Op Amp

I understand pretty well how an op-amp operates at small signal.
You need to bias the op-amp in order to set the transistors at their constant current region, to achieve max output voltage swing, and to eliminate DC voltage/current at output.

Once these are set, you can calculate the small-signal gain of the amplifier.

However, how do you know what is the large-signal gain of the amplifier?

Moreover, how can you tell the DC input and output resistances of the amplifier?

The only thing you need to do is ensure that there is a path for dc current that can be sourced or sinked by the opamp input.
Rin depends on the specific circuit.
And Rout is very low thanks to negative feedback
Rout=Rout_open_loop/(1+Aol*K)
Where
Aol is a open-loop gain of a opamp (see datasheet)
K - feedback factor ( feedback gain ), sometime we use letter "β" for feedback gain.
http://forum.allaboutcircuits.com/showthread.php?t=24971&highlight=loop

And for example this circuit


Rin≈R5; Au=Vout/Vin=1+(R2/R1); F_cut-off=GBW/Au
GBW - Gain bandwidth product (in the datasheet )
And low corner frequency depends on C1 and R5, C3 and R1, C4 and Rload.
And ideal opamp has
Rin=∞; Rout=0; Aol=∞;

alphacat said:

Once these are set, you can calculate the small-signal gain of the amplifier.
However, how do you know what is the large-signal gain of the amplifier?

Click to expand...

What is the difference between small-signal gain and large-signal gain.
In opamp large-signal gain is Aol
http://forum.allaboutcircuits.com/showpost.php?p=173559&postcount=9

Thank you very much Jony.

Rin depends on the specific circuit.

Click to expand...

Well, the small-signal input resistance of a BJT-based Op-amp is 2*rπ.
How do you calculate the large-signal input resistance?
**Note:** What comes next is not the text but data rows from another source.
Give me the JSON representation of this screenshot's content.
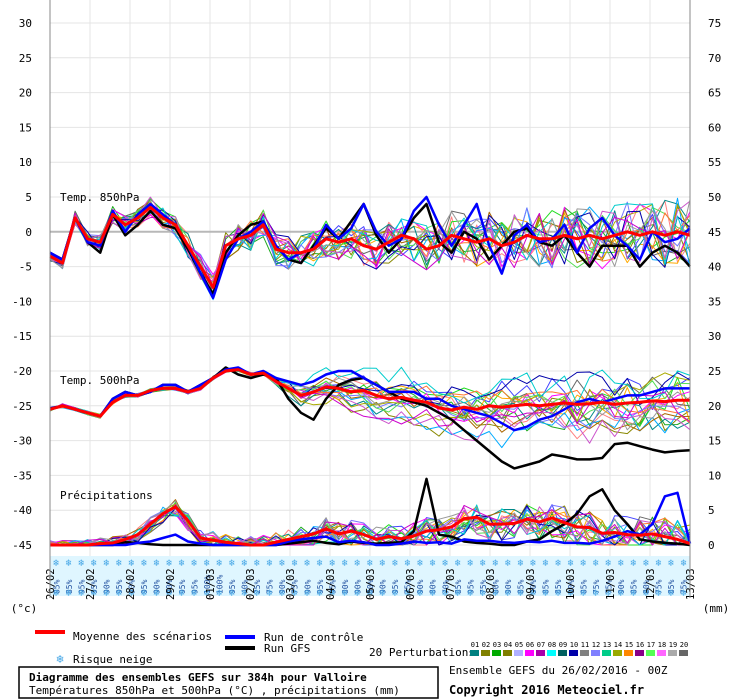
{
  "chart_data": {
    "type": "line",
    "y_left": {
      "ticks": [
        "30",
        "25",
        "20",
        "15",
        "10",
        "5",
        "0",
        "-5",
        "-10",
        "-15",
        "-20",
        "-25",
        "-30",
        "-35",
        "-40",
        "-45"
      ],
      "unit": "(°c)",
      "range": [
        -45,
        30
      ]
    },
    "y_right": {
      "ticks": [
        "75",
        "70",
        "65",
        "60",
        "55",
        "50",
        "45",
        "40",
        "35",
        "30",
        "25",
        "20",
        "15",
        "10",
        "5",
        "0"
      ],
      "unit": "(mm)",
      "range": [
        0,
        75
      ]
    },
    "x_dates": [
      "26/02",
      "27/02",
      "28/02",
      "29/02",
      "01/03",
      "02/03",
      "03/03",
      "04/03",
      "05/03",
      "06/03",
      "07/03",
      "08/03",
      "09/03",
      "10/03",
      "11/03",
      "12/03",
      "13/03"
    ],
    "panels": [
      {
        "label": "Temp. 850hPa",
        "label_y": 5
      },
      {
        "label": "Temp. 500hPa",
        "label_y": -21.3
      },
      {
        "label": "Précipitations",
        "label_y": -37.8
      }
    ],
    "snow_risk_percent": [
      "85%",
      "85%",
      "95%",
      "95%",
      "90%",
      "95%",
      "90%",
      "95%",
      "90%",
      "90%",
      "95%",
      "95%",
      "100%",
      "100%",
      "95%",
      "40%",
      "25%",
      "75%",
      "90%",
      "75%",
      "90%",
      "95%",
      "95%",
      "80%",
      "90%",
      "80%",
      "90%",
      "95%",
      "75%",
      "90%",
      "80%",
      "70%",
      "85%",
      "95%",
      "75%",
      "80%",
      "90%",
      "85%",
      "90%",
      "85%",
      "85%",
      "90%",
      "85%",
      "75%",
      "75%",
      "90%",
      "85%",
      "80%",
      "75%",
      "85%",
      "75%"
    ],
    "series": [
      {
        "name": "Moyenne des scénarios",
        "color": "#ff0000",
        "role": "mean",
        "t850": [
          -3.5,
          -4.5,
          2,
          -1,
          -1.5,
          2.5,
          1,
          2,
          3.5,
          2,
          1,
          -2,
          -5,
          -8,
          -2,
          -1,
          -0.5,
          1,
          -2.5,
          -3,
          -3,
          -2.5,
          -1,
          -1.5,
          -1,
          -2,
          -2.5,
          -1.5,
          -0.5,
          -1,
          -2.5,
          -2,
          -0.5,
          -1,
          -1.5,
          -1,
          -2,
          -1.5,
          -0.5,
          -1,
          -1,
          -0.5,
          -1,
          -0.5,
          -1,
          -0.5,
          0,
          -0.5,
          0,
          -0.5,
          0,
          -0.5
        ],
        "t500": [
          -25.5,
          -25,
          -25.5,
          -26,
          -26.5,
          -24.5,
          -23.5,
          -23.5,
          -22.8,
          -22.5,
          -22.5,
          -23,
          -22.5,
          -21,
          -20,
          -19.8,
          -20.5,
          -20.3,
          -21.5,
          -22.5,
          -23.5,
          -23,
          -22.3,
          -22.5,
          -23,
          -22.8,
          -23.5,
          -24,
          -23.8,
          -24.2,
          -24.5,
          -25.3,
          -25.6,
          -25.2,
          -25.5,
          -25,
          -25.2,
          -25,
          -24.8,
          -25,
          -24.8,
          -24.6,
          -24.8,
          -24.7,
          -24.5,
          -24.8,
          -24.6,
          -24.5,
          -24.3,
          -24.4,
          -24.2,
          -24.2
        ],
        "precip": [
          0,
          0,
          0,
          0,
          0.2,
          0.3,
          0.8,
          1.5,
          3,
          4.5,
          5.5,
          3.5,
          1,
          0.7,
          0.4,
          0.2,
          0,
          0,
          0.4,
          0.8,
          1.2,
          1.6,
          2.3,
          1.6,
          2,
          1.5,
          0.8,
          1.2,
          0.9,
          1.3,
          2,
          2.2,
          2.6,
          3.8,
          4,
          3,
          3,
          3.1,
          3.7,
          3.3,
          3.9,
          3.2,
          2.6,
          2.5,
          1.7,
          1.8,
          1.5,
          1.4,
          1.6,
          1.2,
          0.8,
          0.2
        ]
      },
      {
        "name": "Run de contrôle",
        "color": "#0000ff",
        "role": "control",
        "t850": [
          -3,
          -4,
          2,
          -1.5,
          -2,
          3,
          0,
          2.5,
          4,
          2.5,
          1,
          -2,
          -6,
          -9.5,
          -4,
          -1,
          0,
          1.5,
          -2,
          -4,
          -3,
          -2.5,
          1,
          -1,
          0.5,
          4,
          0,
          -2,
          -1,
          3,
          5,
          1,
          -2,
          1,
          4,
          -2,
          -6,
          -0.5,
          1,
          -1.5,
          -1,
          1,
          -3,
          0.5,
          2,
          -0.5,
          -2,
          -4,
          0,
          -1.5,
          -1,
          0.5
        ],
        "t500": [
          -25.5,
          -25,
          -25.5,
          -26,
          -26.5,
          -24,
          -23,
          -23.5,
          -23,
          -22,
          -22,
          -23,
          -22,
          -21,
          -19.8,
          -19.5,
          -20.5,
          -20,
          -21,
          -21.5,
          -22,
          -21.5,
          -20.5,
          -20,
          -20,
          -21,
          -22,
          -23,
          -23,
          -23,
          -24,
          -24,
          -25,
          -25.5,
          -26,
          -26.5,
          -27.5,
          -28.5,
          -28,
          -27,
          -26.5,
          -25.5,
          -24.5,
          -24,
          -24.5,
          -24,
          -23.5,
          -23.5,
          -23,
          -22.5,
          -22.5,
          -22.5
        ],
        "precip": [
          0,
          0,
          0,
          0,
          0,
          0,
          0,
          0.3,
          0.5,
          1,
          1.5,
          0.5,
          0.2,
          0,
          0,
          0,
          0,
          0,
          0,
          0.5,
          0.8,
          1,
          1.2,
          0.4,
          0.6,
          0.4,
          0,
          0,
          0.2,
          0.5,
          0.3,
          0.4,
          0.2,
          0.8,
          0.6,
          0.6,
          0.4,
          0.3,
          0.5,
          0.4,
          0.6,
          0.3,
          0.3,
          0.2,
          0.6,
          1.2,
          2,
          1.5,
          3,
          7,
          7.5,
          0.2
        ]
      },
      {
        "name": "Run GFS",
        "color": "#000000",
        "role": "gfs",
        "t850": [
          -3,
          -4,
          2,
          -1.5,
          -3,
          2.5,
          -0.5,
          1,
          3,
          1,
          0.5,
          -2.5,
          -6,
          -9,
          -3,
          -0.5,
          1,
          1.5,
          -2,
          -4,
          -4.5,
          -2,
          0.5,
          -1,
          1.5,
          4,
          -0.5,
          -3,
          -1,
          2,
          4,
          -1.5,
          -3,
          0,
          -1,
          -4,
          -2,
          0,
          0.5,
          -1.5,
          -2,
          -0.5,
          -3,
          -5,
          -2,
          -2,
          -2,
          -5,
          -3,
          -2,
          -3,
          -5
        ],
        "t500": [
          -25.5,
          -25,
          -25.5,
          -26,
          -26.5,
          -24,
          -23,
          -23.5,
          -23,
          -22,
          -22,
          -23,
          -22,
          -21,
          -19.5,
          -20.5,
          -21,
          -20.5,
          -21,
          -24,
          -26,
          -27,
          -24,
          -22,
          -21.3,
          -21,
          -22,
          -23,
          -24,
          -24.5,
          -25,
          -26,
          -27,
          -28.5,
          -30,
          -31.5,
          -33,
          -34,
          -33.5,
          -33,
          -32,
          -32.3,
          -32.7,
          -32.7,
          -32.5,
          -30.5,
          -30.3,
          -30.8,
          -31.3,
          -31.7,
          -31.5,
          -31.4
        ],
        "precip": [
          0,
          0,
          0,
          0,
          0,
          0,
          0.4,
          0.3,
          0.1,
          0,
          0,
          0,
          0,
          0,
          0,
          0,
          0,
          0,
          0,
          0.2,
          0.4,
          0.6,
          0.3,
          0.1,
          0.5,
          0.3,
          0.2,
          0.3,
          0.4,
          2,
          9.5,
          1.5,
          1.2,
          0.5,
          0.3,
          0.2,
          0,
          0,
          0.5,
          0.8,
          2,
          3,
          4.5,
          7,
          8,
          5,
          3,
          0.8,
          0.5,
          0.3,
          0.2,
          0
        ]
      }
    ],
    "perturbation_colors": [
      "#ff8080",
      "#22aa22",
      "#888800",
      "#22dd22",
      "#4444ff",
      "#ffaa00",
      "#666666",
      "#008888",
      "#ff00ff",
      "#00aaff",
      "#aa6600",
      "#7777ff",
      "#55dd55",
      "#aaaa00",
      "#ff7733",
      "#0000aa",
      "#00cccc",
      "#cc55cc",
      "#999999",
      "#cc00cc"
    ]
  },
  "legend": {
    "mean": "Moyenne des scénarios",
    "control": "Run de contrôle",
    "gfs": "Run GFS",
    "snow": "Risque neige",
    "perturbations": "20 Perturbations",
    "pert_numbers": [
      "01",
      "02",
      "03",
      "04",
      "05",
      "06",
      "07",
      "08",
      "09",
      "10",
      "11",
      "12",
      "13",
      "14",
      "15",
      "16",
      "17",
      "18",
      "19",
      "20"
    ],
    "pert_colors": [
      "#008080",
      "#808000",
      "#00aa00",
      "#7f7f00",
      "#b0b0ff",
      "#ff00ff",
      "#aa00aa",
      "#00ffff",
      "#006060",
      "#0000aa",
      "#808080",
      "#8080ff",
      "#00cc88",
      "#99aa00",
      "#ff8800",
      "#880088",
      "#55ff55",
      "#ff66ff",
      "#aaaaaa",
      "#666666"
    ]
  },
  "footer": {
    "title": "Diagramme des ensembles GEFS sur 384h pour Valloire",
    "subtitle": "Températures 850hPa et 500hPa (°C) , précipitations (mm)",
    "run": "Ensemble GEFS du 26/02/2016 - 00Z",
    "copyright": "Copyright 2016 Meteociel.fr"
  },
  "colors": {
    "grid": "#e4e4e4",
    "axis": "#888888",
    "snow_band": "#dff6ff",
    "snowflake": "#44a6e6"
  }
}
And Rout is very low thanks to negative feedback
Rout=Rout_open_loop/(1+Aol*K)

Click to expand...

How do you reach the large-signal Rout_open_loop?
I know how to calculate the small-signal Rout_open_loop but not the large-signal one?

What is the difference between small-signal gain and large-signal gain.
In opamp large-signal gain is Aol

Click to expand...

You are right, they are the same, my mistake.
Do you calculate the large-signal gain by calculating first the small signal gain and placing ω=0?

When we design circuit with opamp we usually treat them as ideal opamp. And if we want to know Rin or Aol , Rout wee look to the datasheet, we don't need to do any calculations .
For example for old op amp LM741

http://pdf.elenota.pl/pdf/Fairchild/lm741.pdf
Rin=250KΩ (Figure 2.Input Resistance and Input
Capacitance vs Frequency)
Rout_open_loop=100Ω (Figure 1. Output Resistance vs Frequency)
And Aol=15000[V/V] ω=0
http://www.national.com/an/AN/AN-A.pdf
http://users.ece.gatech.edu/~mleach/ece4435/chap02.pdf

And can you tell me the difference between small-signal vs large-signal resistance ?
For me there is no such thing as large-signal resistance.

Thank you very much Jony!
I got it now.
My problem was that i didnt know there was no difference between Rin, Rout, Aol in small signal (for low frequencies) and in large-signal.

Theoretically, in large signal analysis, I can draw a 2*rπ resistor between the op-amp's input pins, in order to calculate DC voltage across the circuit?

alphacat said:

Theoretically, in large signal analysis, I can draw a 2*rπ resistor between the op-amp's input pins, in order to calculate DC voltage across the circuit?

Click to expand...

Well, yes but we never do this. We treat op-amp as black box and assume that:
Rin=∞, so input current is 0A. (No current is flow to the op-amp inputs)
Rout=0Ω
And the open loop gain is infinite large.
And with this assumptions we get that in linear region non-inventive input voltage "V+" is equal inverting input voltages "V-" and we call it "virtual short". And that is why is this diagrams V+=V-




http://focus.ti.com/lit/an/slod006b/slod006b.pdf

Got it!

Thank you very much!

You taught me very important things.